Le Parti de l’égalité socialiste exige :

• La libération immédiate de tous les enfants détenus aux États-Unis, ainsi que de tous les immigrants détenus dans les camps et les centres de détention du monde entier.

• L’abolition de la Gestapo américaine : Immigration and Customs Enforcement (ICE) et la Customs and Border Protection (CBP, Douanes et protection des frontières).

• Un refus actif de coopérer avec la machine d’expulsion.

• L’Amnistie immédiate pour tous les immigrants sans papiers aux États-Unis et des garanties du droit de voyager et de travailler.
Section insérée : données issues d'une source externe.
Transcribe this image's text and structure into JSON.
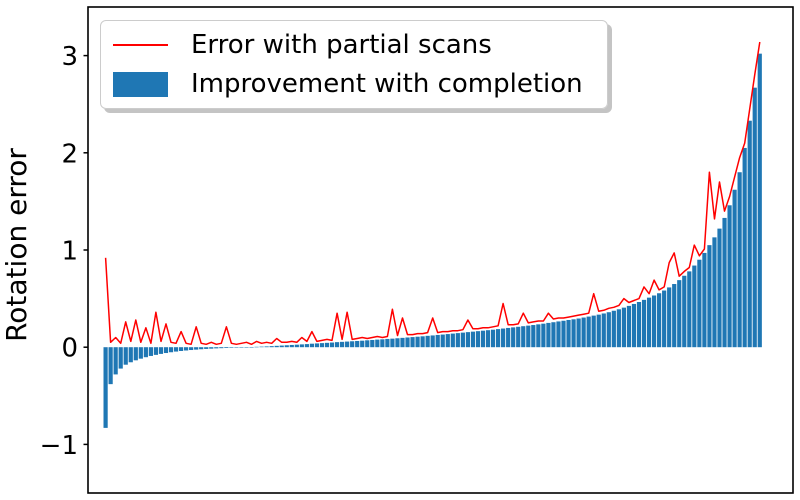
{
  "chart_data": {
    "type": "bar+line",
    "title": "",
    "xlabel": "",
    "ylabel": "Rotation error",
    "ylim": [
      -1.5,
      3.5
    ],
    "ytick_values": [
      -1,
      0,
      1,
      2,
      3
    ],
    "ytick_labels": [
      "−1",
      "0",
      "1",
      "2",
      "3"
    ],
    "x_tick_labels": [],
    "grid": false,
    "legend_position": "upper left",
    "n_points": 131,
    "series": [
      {
        "name": "Error with partial scans",
        "type": "line",
        "color": "#ff0000",
        "values": [
          0.92,
          0.05,
          0.1,
          0.04,
          0.26,
          0.06,
          0.28,
          0.05,
          0.2,
          0.04,
          0.36,
          0.06,
          0.24,
          0.05,
          0.04,
          0.16,
          0.04,
          0.03,
          0.21,
          0.04,
          0.03,
          0.05,
          0.03,
          0.04,
          0.21,
          0.04,
          0.03,
          0.04,
          0.05,
          0.03,
          0.06,
          0.04,
          0.05,
          0.04,
          0.09,
          0.05,
          0.05,
          0.06,
          0.05,
          0.1,
          0.06,
          0.16,
          0.06,
          0.07,
          0.08,
          0.07,
          0.35,
          0.08,
          0.36,
          0.08,
          0.09,
          0.1,
          0.09,
          0.1,
          0.11,
          0.1,
          0.11,
          0.39,
          0.12,
          0.3,
          0.13,
          0.13,
          0.14,
          0.14,
          0.15,
          0.3,
          0.15,
          0.16,
          0.16,
          0.17,
          0.17,
          0.18,
          0.28,
          0.19,
          0.19,
          0.2,
          0.2,
          0.21,
          0.22,
          0.45,
          0.23,
          0.23,
          0.24,
          0.35,
          0.25,
          0.26,
          0.27,
          0.27,
          0.35,
          0.29,
          0.3,
          0.3,
          0.31,
          0.32,
          0.33,
          0.34,
          0.35,
          0.55,
          0.37,
          0.38,
          0.4,
          0.41,
          0.43,
          0.5,
          0.46,
          0.48,
          0.5,
          0.62,
          0.55,
          0.69,
          0.59,
          0.62,
          0.87,
          0.97,
          0.73,
          0.78,
          0.82,
          1.05,
          0.94,
          1.01,
          1.8,
          1.32,
          1.7,
          1.4,
          1.55,
          1.75,
          1.95,
          2.1,
          2.45,
          2.8,
          3.14
        ]
      },
      {
        "name": "Improvement with completion",
        "type": "bar",
        "color": "#1f77b4",
        "values": [
          -0.83,
          -0.38,
          -0.28,
          -0.22,
          -0.18,
          -0.155,
          -0.135,
          -0.118,
          -0.103,
          -0.09,
          -0.079,
          -0.069,
          -0.06,
          -0.052,
          -0.045,
          -0.039,
          -0.034,
          -0.029,
          -0.025,
          -0.021,
          -0.018,
          -0.015,
          -0.012,
          -0.01,
          -0.008,
          -0.006,
          -0.004,
          -0.002,
          0.0,
          0.002,
          0.004,
          0.006,
          0.008,
          0.011,
          0.014,
          0.017,
          0.02,
          0.023,
          0.026,
          0.029,
          0.032,
          0.036,
          0.039,
          0.042,
          0.045,
          0.048,
          0.052,
          0.055,
          0.058,
          0.061,
          0.064,
          0.067,
          0.071,
          0.074,
          0.078,
          0.081,
          0.085,
          0.088,
          0.092,
          0.096,
          0.1,
          0.104,
          0.108,
          0.112,
          0.117,
          0.121,
          0.126,
          0.13,
          0.135,
          0.14,
          0.145,
          0.15,
          0.155,
          0.16,
          0.165,
          0.17,
          0.175,
          0.18,
          0.186,
          0.192,
          0.198,
          0.204,
          0.21,
          0.216,
          0.222,
          0.228,
          0.235,
          0.242,
          0.25,
          0.257,
          0.265,
          0.272,
          0.28,
          0.287,
          0.295,
          0.305,
          0.315,
          0.325,
          0.335,
          0.347,
          0.36,
          0.375,
          0.39,
          0.407,
          0.425,
          0.445,
          0.465,
          0.487,
          0.51,
          0.532,
          0.555,
          0.583,
          0.615,
          0.65,
          0.69,
          0.735,
          0.78,
          0.84,
          0.9,
          0.97,
          1.05,
          1.13,
          1.22,
          1.33,
          1.46,
          1.62,
          1.8,
          2.05,
          2.33,
          2.67,
          3.02
        ]
      }
    ]
  }
}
• Des milliers de milliards de dollars pour les services publics et les programmes de formation professionnelle pour tous les travailleurs, immigrants et non-immigrants. Il y a assez de richesse et de place pour tous.

Les socialistes rejettent l’affirmation selon laquelle il existe un moyen « rationnel » d’empêcher les dizaines de millions de personnes qui fuient la guerre impérialiste et la pauvreté de chercher un refuge sûr. Une contradiction fondamentale du système capitaliste c’est que les travailleurs et les pauvres sont battus, emprisonnés ou tués pour le « crime » de franchir une frontière alors que les spéculateurs du monde, les opérateurs en bourse et les dirigeants d’entreprise mènent leurs escroqueries avec le clic d’un bouton et à l’échelle mondiale.

Le socialisme et le nationalisme s’excluent mutuellement. La tâche révolutionnaire d’exproprier la richesse des riches et de placer les forces productives du monde à la disposition de la classe ouvrière ne peut être complétée que par l’abolition les frontières et la mise en harmonie de la carte politique du monde avec le caractère international du processus de production.

Sous le socialisme, la classe ouvrière aura à la fois les ressources matérielles et le droit de voyager partout dans le monde sans être harcelée, détenue ou expulsée. Il est nécessaire d’unir les travailleurs de toutes ethnies et nationalités dans une lutte internationale commune pour la révolution socialiste.